YeGoblynQueenne · on Dec 5, 2024

Tech demo, doesn't generalise.

sdenton4 · on Dec 5, 2024

Well, Waymo.

YeGoblynQueenne · on Dec 7, 2024

"Well Waymo" is not DeepMind.

Look. The other poster also said "Waymo" but I'm talking about DeepMind. It's DeepMind that promises to conquer the world with Deep Reinforcement Learning, and it's DeepMind that keeps showing us how great their DRL agents work in virtual worlds, like minecraft or starcraft, or how well they work on Chess and Go, but still haven't been able to demonstrate the application of those powerful learning approaches to real-world environments, except for very strictly controlled ones. Waymo's stuff works in the real world (although they do have remote safety drivers much as they try to downplay the fact) but they're also not pretending that they'll do it all with one big DRL "generalist" agent. That's DeepMind's schtick.

For example, it was, I believe, DeepMind that recently publicised some results about legged robot football, where the robots were controlled by agents trained with DRL in a simulation. That's robot football: two robots (yeah, no teams) kicking a ball in the safest of safe environments: a (reduced-size) football field with artificial grass, probably padded underneath (because robots) and no other objects in the play area (except anxious researchers who have to pull the robots on their feet once in a while). Running in the physical world in principle, but in practice nothing but a tech demo.

Or take the other Big Idea, where they had a few dozen robot arms reaching for various little plastic bits in a (specially-made) box to try and learn object manipulation by real-world DRL. I can find a link to those things if you want, but that robot arm project was a few years ago and you haven't heard anything from them since because it was a whole load of overpromising and it failed.

That kind of thing just doesn't generalise. More than that: it's a total waste of time and money. And yet DeepMind keeps banging the drum. They keep trying to convince everyone and themselves that training DRL agents in virtual environments has anything to do with the real world, and that it's somehow the road to AGI. "Reward is all you need". Yeah, OK.

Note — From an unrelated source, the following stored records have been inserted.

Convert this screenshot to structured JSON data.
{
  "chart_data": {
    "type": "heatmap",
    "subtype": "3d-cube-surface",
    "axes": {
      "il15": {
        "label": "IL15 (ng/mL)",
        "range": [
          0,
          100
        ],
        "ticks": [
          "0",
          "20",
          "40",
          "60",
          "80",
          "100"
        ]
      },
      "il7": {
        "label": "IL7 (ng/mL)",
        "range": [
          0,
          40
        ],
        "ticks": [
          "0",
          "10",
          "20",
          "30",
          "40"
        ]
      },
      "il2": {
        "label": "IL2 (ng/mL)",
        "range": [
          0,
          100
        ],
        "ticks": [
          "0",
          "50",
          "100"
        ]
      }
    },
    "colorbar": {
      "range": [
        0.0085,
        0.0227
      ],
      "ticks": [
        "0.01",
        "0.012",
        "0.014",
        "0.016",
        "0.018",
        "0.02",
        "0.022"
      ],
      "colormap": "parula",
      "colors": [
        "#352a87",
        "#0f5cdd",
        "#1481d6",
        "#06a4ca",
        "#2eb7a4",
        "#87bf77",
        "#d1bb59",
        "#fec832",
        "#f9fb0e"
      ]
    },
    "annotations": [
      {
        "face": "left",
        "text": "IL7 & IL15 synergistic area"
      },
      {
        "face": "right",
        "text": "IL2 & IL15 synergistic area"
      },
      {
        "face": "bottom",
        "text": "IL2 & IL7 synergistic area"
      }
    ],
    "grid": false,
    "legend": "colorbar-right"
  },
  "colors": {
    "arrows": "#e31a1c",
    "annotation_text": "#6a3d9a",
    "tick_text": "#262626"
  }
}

Btw, Waymo is not using DRL, at least not exclusively. They use all sorts of techniques but from what I understand they do a hell of a lot of good, old-fashioned, manual programming to deal with all the stuff that magickal deep learning in the sky can't deal with.

sdenton4 · on Dec 9, 2024

Oh, I see that /this/ Scotsman isn't true, either!

Waymo absolutely uses simulated multi-agent environments to improve their cars reliability; here's an example research artifact: https://waymo.com/research/waymax/

I think you're deluding yourself about the progress in this area. There's an enormous amount of specialized work in bringing results from research to market. WayMo does that work, but it simply isn't worth doing for things like robot football or simple object manipulation. So you're simply not going to see a 1:1 alignment of 'pure' research teams and applications teams. That doesn't mean that the research work hasn't led to improvements in applications, though.

aspenmayer · on Dec 4, 2024

Does Waymo count?

YeGoblynQueenne · on Dec 5, 2024

No: remote safety drivers; not DeepMind.